Traite et exploitation d’êtres humains : plus de 7 000 victimes recensées en France en 2024
– 86 % des victimes prises en charge subissaient une exploitation sexuelle, selon une enquête menée auprès d’associations.

Ile-de-France
AA / Paris / Ümit Dönmez
En 2024, 7 285 personnes ont été identifiées comme victimes de traite ou d’exploitation d’êtres humains en France. Parmi elles, 4 823 ont pu être accompagnées par l’un des 44 organismes interrogés dans le cadre d’une enquête annuelle publiée jeudi par la Mission interministérielle pour la protection des femmes contre les violences et la lutte contre la traite des êtres humains (Miprof).
Par voie d’un communiqué, la Miprof précise que 89 % des victimes accompagnées étaient des femmes, et 86 % d’entre de ces victimes ont subi une exploitation sexuelle. Les autres formes d’exploitation incluent le travail forcé, notamment domestique (11 %), l’exploitation à des fins d’activité criminelle (2 %) ou la mendicité contrainte (1 %).

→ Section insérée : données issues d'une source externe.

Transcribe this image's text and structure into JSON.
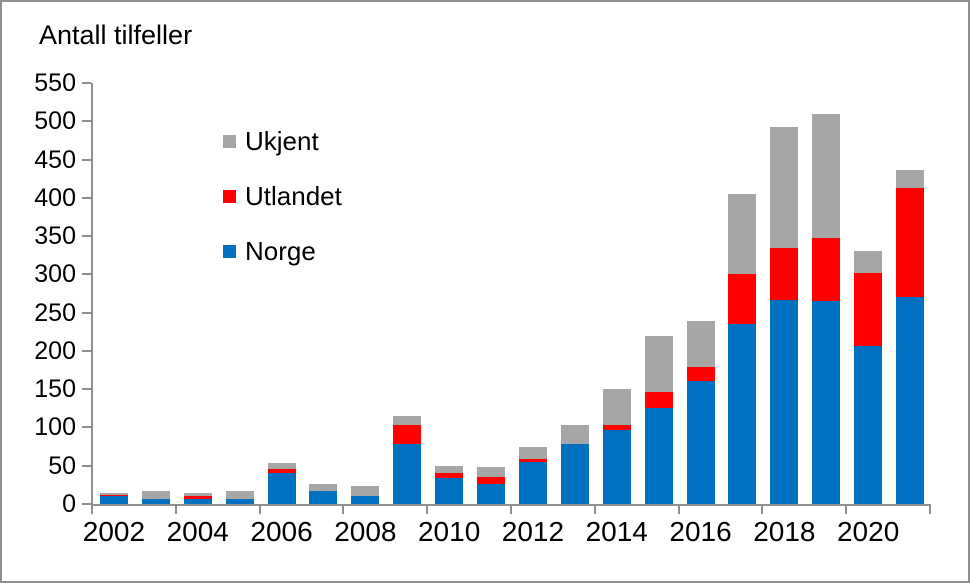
{
  "title": "Antall tilfeller",
  "colors": {
    "norge_blue": "#0070C0",
    "utlandet_red": "#FF0000",
    "ukjent_gray": "#A6A6A6",
    "axis_gray": "#8F8F8F",
    "text_black": "#000000",
    "background": "#FFFFFF"
  },
  "chart_data": {
    "type": "bar",
    "stacked": true,
    "title": "Antall tilfeller",
    "xlabel": "",
    "ylabel": "Antall tilfeller",
    "grid": false,
    "legend_position": "upper-left-inside",
    "ylim": [
      0,
      550
    ],
    "ytick_step": 50,
    "ytick_labels": [
      "0",
      "50",
      "100",
      "150",
      "200",
      "250",
      "300",
      "350",
      "400",
      "450",
      "500",
      "550"
    ],
    "xtick_labels": [
      "2002",
      "2004",
      "2006",
      "2008",
      "2010",
      "2012",
      "2014",
      "2016",
      "2018",
      "2020"
    ],
    "categories": [
      "2002",
      "2003",
      "2004",
      "2005",
      "2006",
      "2007",
      "2008",
      "2009",
      "2010",
      "2011",
      "2012",
      "2013",
      "2014",
      "2015",
      "2016",
      "2017",
      "2018",
      "2019",
      "2020",
      "2021"
    ],
    "series": [
      {
        "name": "Norge",
        "color": "#0070C0",
        "values": [
          10,
          7,
          7,
          7,
          41,
          17,
          11,
          79,
          34,
          26,
          55,
          78,
          97,
          126,
          161,
          235,
          267,
          265,
          206,
          270
        ]
      },
      {
        "name": "Utlandet",
        "color": "#FF0000",
        "values": [
          2,
          0,
          3,
          0,
          5,
          0,
          0,
          24,
          6,
          9,
          4,
          0,
          6,
          20,
          18,
          65,
          67,
          83,
          96,
          143
        ]
      },
      {
        "name": "Ukjent",
        "color": "#A6A6A6",
        "values": [
          2,
          10,
          4,
          10,
          7,
          9,
          13,
          12,
          10,
          13,
          15,
          25,
          47,
          74,
          60,
          105,
          158,
          162,
          28,
          23
        ]
      }
    ],
    "legend": [
      {
        "label": "Ukjent",
        "color": "#A6A6A6"
      },
      {
        "label": "Utlandet",
        "color": "#FF0000"
      },
      {
        "label": "Norge",
        "color": "#0070C0"
      }
    ]
  }
}
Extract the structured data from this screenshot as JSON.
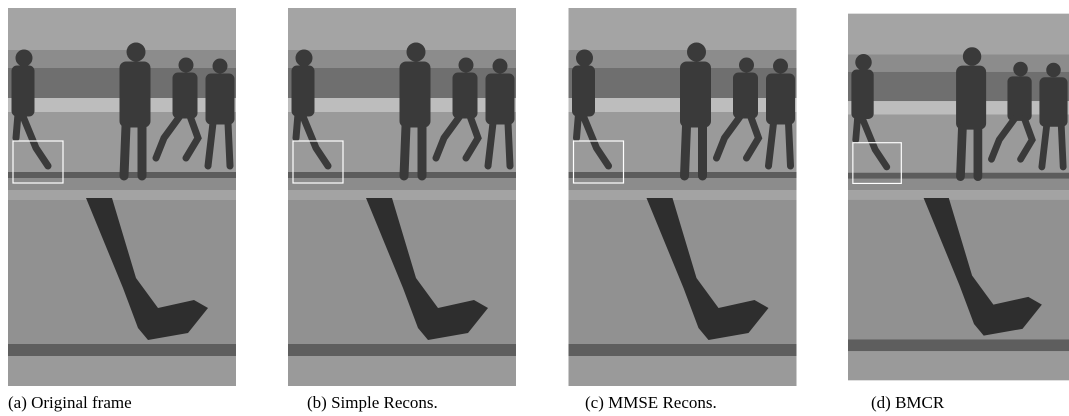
{
  "figure": {
    "panels": [
      {
        "caption": "(a) Original frame"
      },
      {
        "caption": "(b) Simple Recons."
      },
      {
        "caption": "(c) MMSE Recons."
      },
      {
        "caption": "(d) BMCR"
      }
    ]
  }
}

Un nombre significatif des victimes majeures aujourd’hui (52 %) étaient encore mineures au moment du début de leur exploitation. L’exploitation familiale reste également préoccupante : près d’un tiers des victimes ont été exploitées par un membre de leur propre famille, dont 44 % par un conjoint.

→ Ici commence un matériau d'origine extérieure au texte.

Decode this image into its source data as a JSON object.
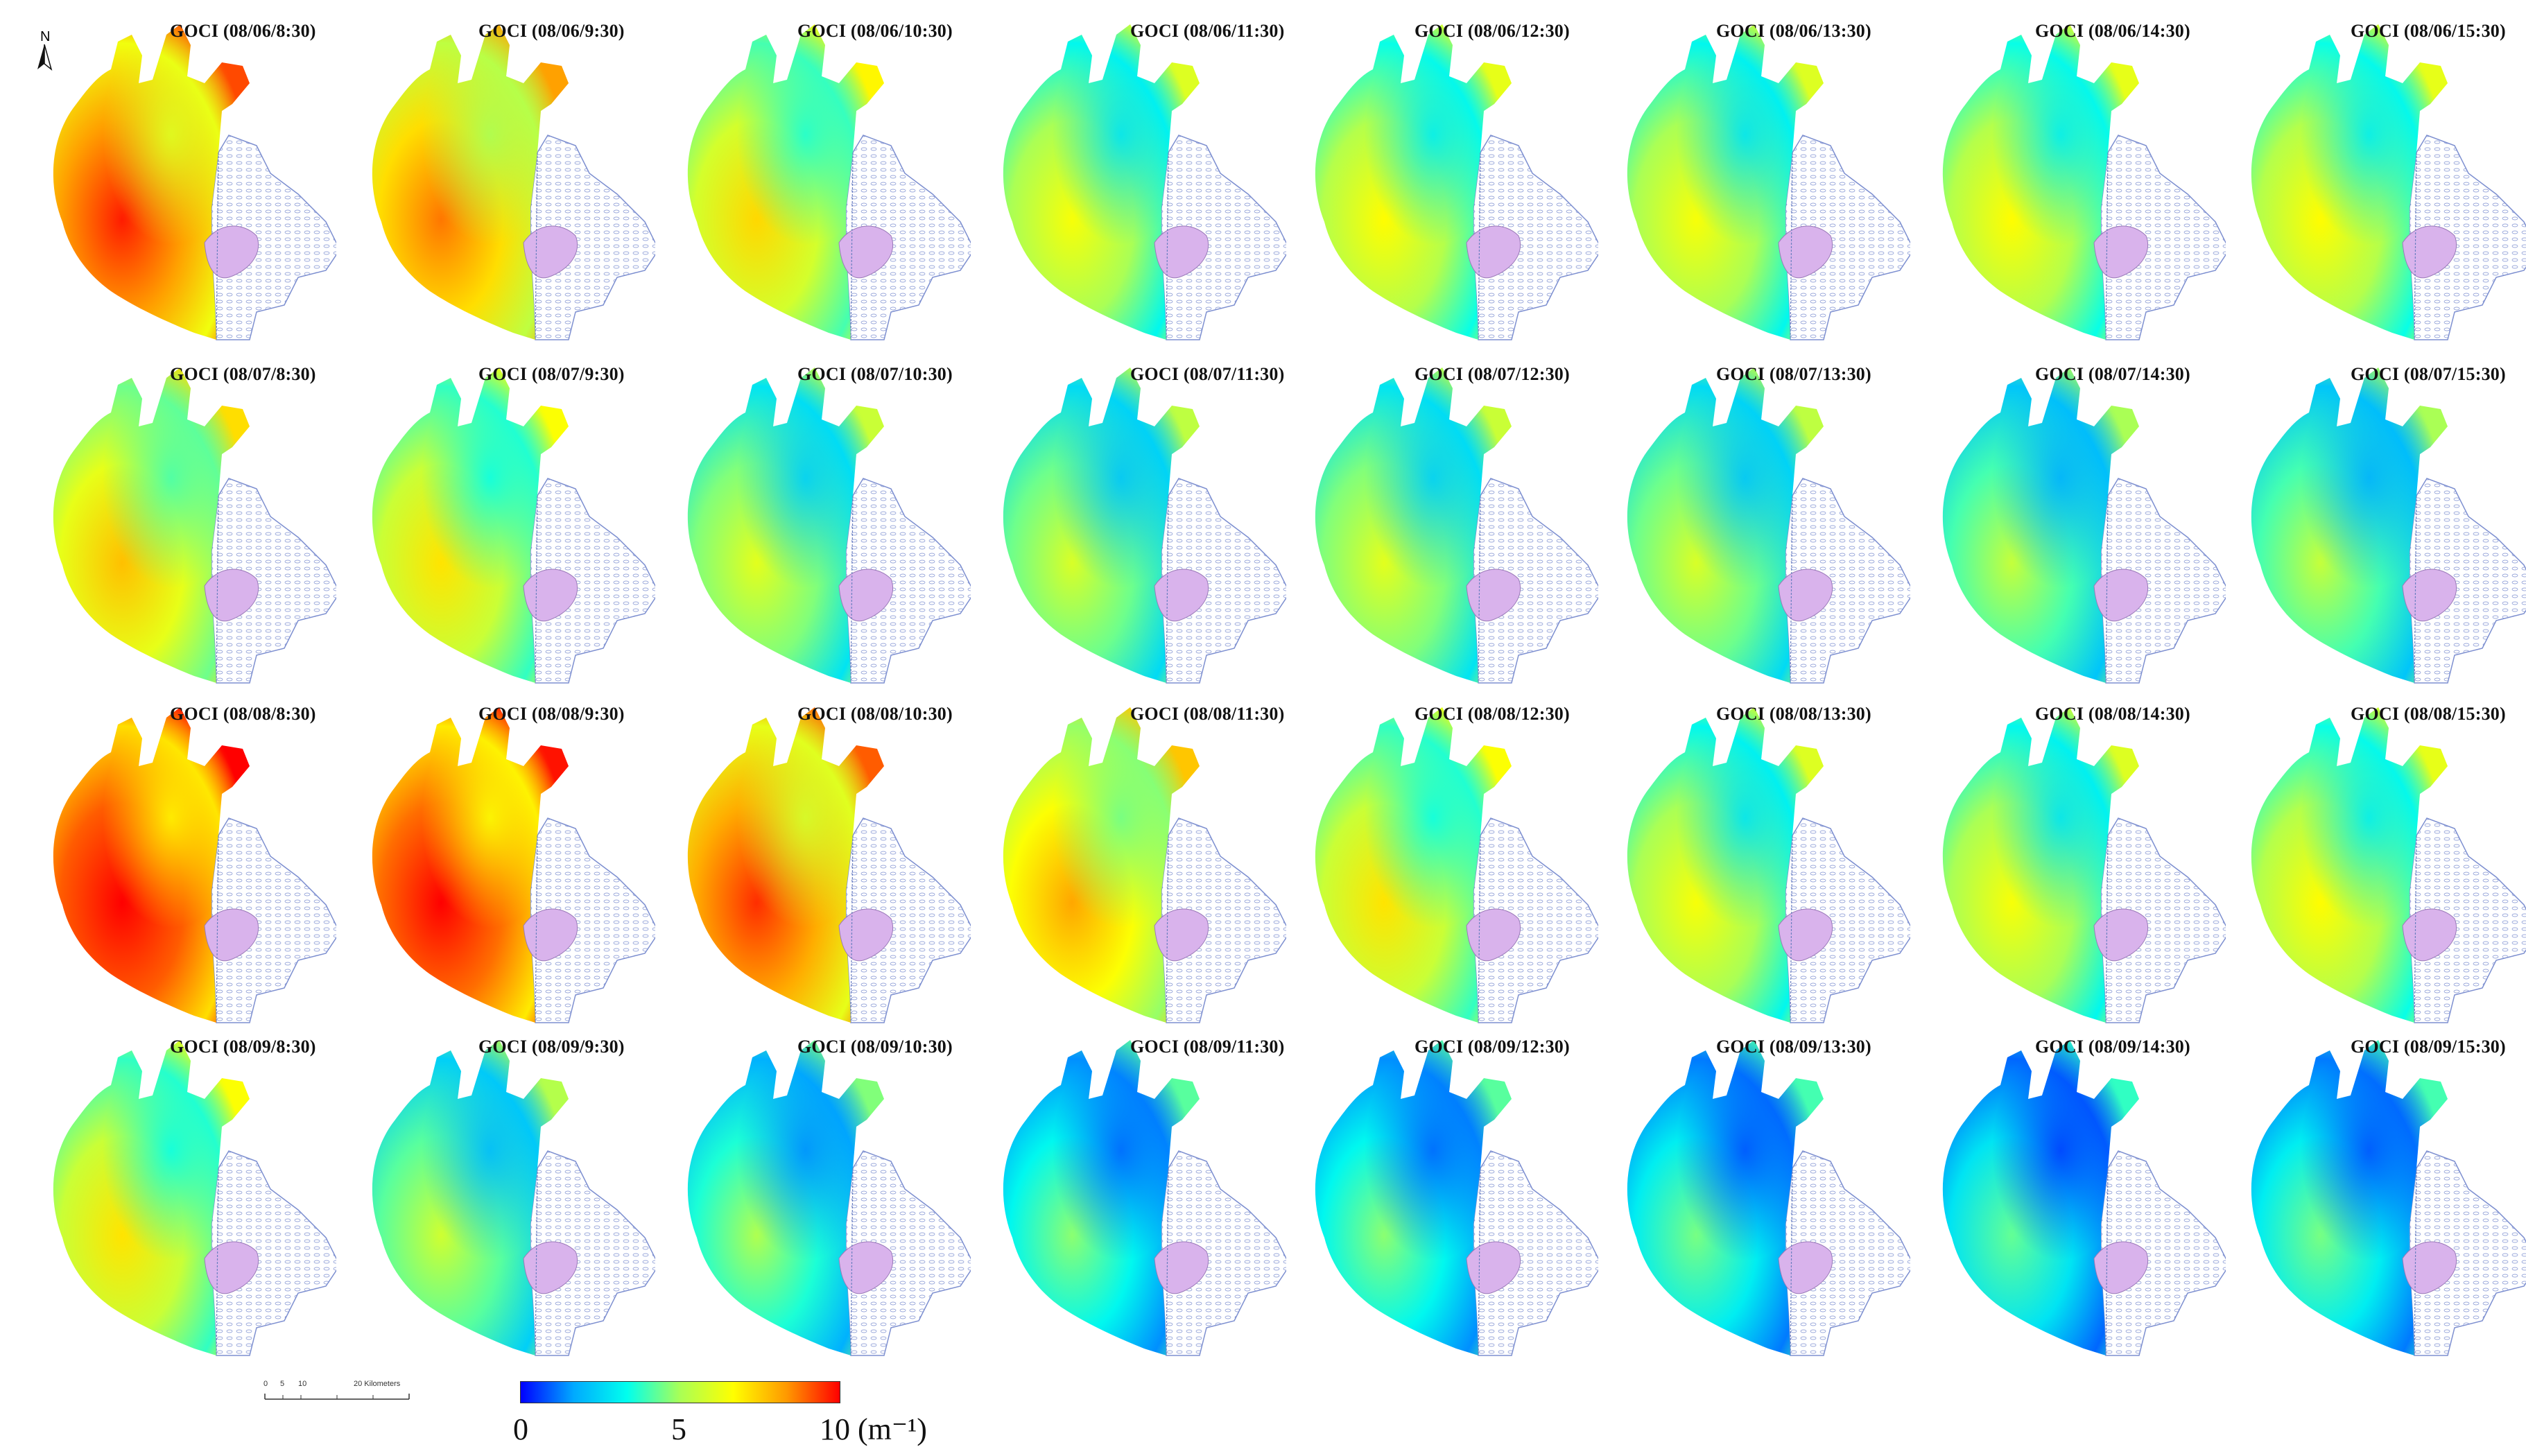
{
  "figure": {
    "north_label": "N",
    "scale": {
      "ticks": [
        "0",
        "5",
        "10",
        "20 Kilometers"
      ]
    },
    "colorbar": {
      "tick_labels": [
        "0",
        "5",
        "10 (m⁻¹)"
      ],
      "colors": [
        "#0000ff",
        "#00aaff",
        "#00ffee",
        "#aaff55",
        "#ffff00",
        "#ff9900",
        "#ff0000"
      ],
      "min": 0,
      "max": 10
    }
  },
  "colors": {
    "land": "#d9b3ec",
    "land_edge": "#9a7ab8",
    "cutout_edge": "#7d8fd0",
    "cutout_fill": "#f4f6ff"
  },
  "panels": [
    {
      "label": "GOCI (08/06/8:30)",
      "level": 0.82
    },
    {
      "label": "GOCI (08/06/9:30)",
      "level": 0.72
    },
    {
      "label": "GOCI (08/06/10:30)",
      "level": 0.58
    },
    {
      "label": "GOCI (08/06/11:30)",
      "level": 0.5
    },
    {
      "label": "GOCI (08/06/12:30)",
      "level": 0.52
    },
    {
      "label": "GOCI (08/06/13:30)",
      "level": 0.5
    },
    {
      "label": "GOCI (08/06/14:30)",
      "level": 0.52
    },
    {
      "label": "GOCI (08/06/15:30)",
      "level": 0.52
    },
    {
      "label": "GOCI (08/07/8:30)",
      "level": 0.62
    },
    {
      "label": "GOCI (08/07/9:30)",
      "level": 0.56
    },
    {
      "label": "GOCI (08/07/10:30)",
      "level": 0.46
    },
    {
      "label": "GOCI (08/07/11:30)",
      "level": 0.44
    },
    {
      "label": "GOCI (08/07/12:30)",
      "level": 0.46
    },
    {
      "label": "GOCI (08/07/13:30)",
      "level": 0.44
    },
    {
      "label": "GOCI (08/07/14:30)",
      "level": 0.4
    },
    {
      "label": "GOCI (08/07/15:30)",
      "level": 0.4
    },
    {
      "label": "GOCI (08/08/8:30)",
      "level": 0.9
    },
    {
      "label": "GOCI (08/08/9:30)",
      "level": 0.88
    },
    {
      "label": "GOCI (08/08/10:30)",
      "level": 0.8
    },
    {
      "label": "GOCI (08/08/11:30)",
      "level": 0.66
    },
    {
      "label": "GOCI (08/08/12:30)",
      "level": 0.56
    },
    {
      "label": "GOCI (08/08/13:30)",
      "level": 0.5
    },
    {
      "label": "GOCI (08/08/14:30)",
      "level": 0.5
    },
    {
      "label": "GOCI (08/08/15:30)",
      "level": 0.52
    },
    {
      "label": "GOCI (08/09/8:30)",
      "level": 0.56
    },
    {
      "label": "GOCI (08/09/9:30)",
      "level": 0.42
    },
    {
      "label": "GOCI (08/09/10:30)",
      "level": 0.36
    },
    {
      "label": "GOCI (08/09/11:30)",
      "level": 0.32
    },
    {
      "label": "GOCI (08/09/12:30)",
      "level": 0.32
    },
    {
      "label": "GOCI (08/09/13:30)",
      "level": 0.3
    },
    {
      "label": "GOCI (08/09/14:30)",
      "level": 0.28
    },
    {
      "label": "GOCI (08/09/15:30)",
      "level": 0.3
    }
  ]
}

Les réseaux sont au cœur de ces mécanismes d’exploitation. Trois victimes sur quatre ont été exploitées dans le cadre d’un réseau structuré, souvent responsable de leur transfert en France (72 %). Deux sur trois étaient logées par leur exploiteur, et plus d’un quart vivaient directement à son domicile.
La dépendance psychologique et physique est aussi un levier d’emprise : 83 % des victimes d’exploitation sexuelle souffraient d’addictions, souvent induites par leurs exploiteurs eux-mêmes pour « les désinhiber et les rendre dépendantes », souligne le rapport.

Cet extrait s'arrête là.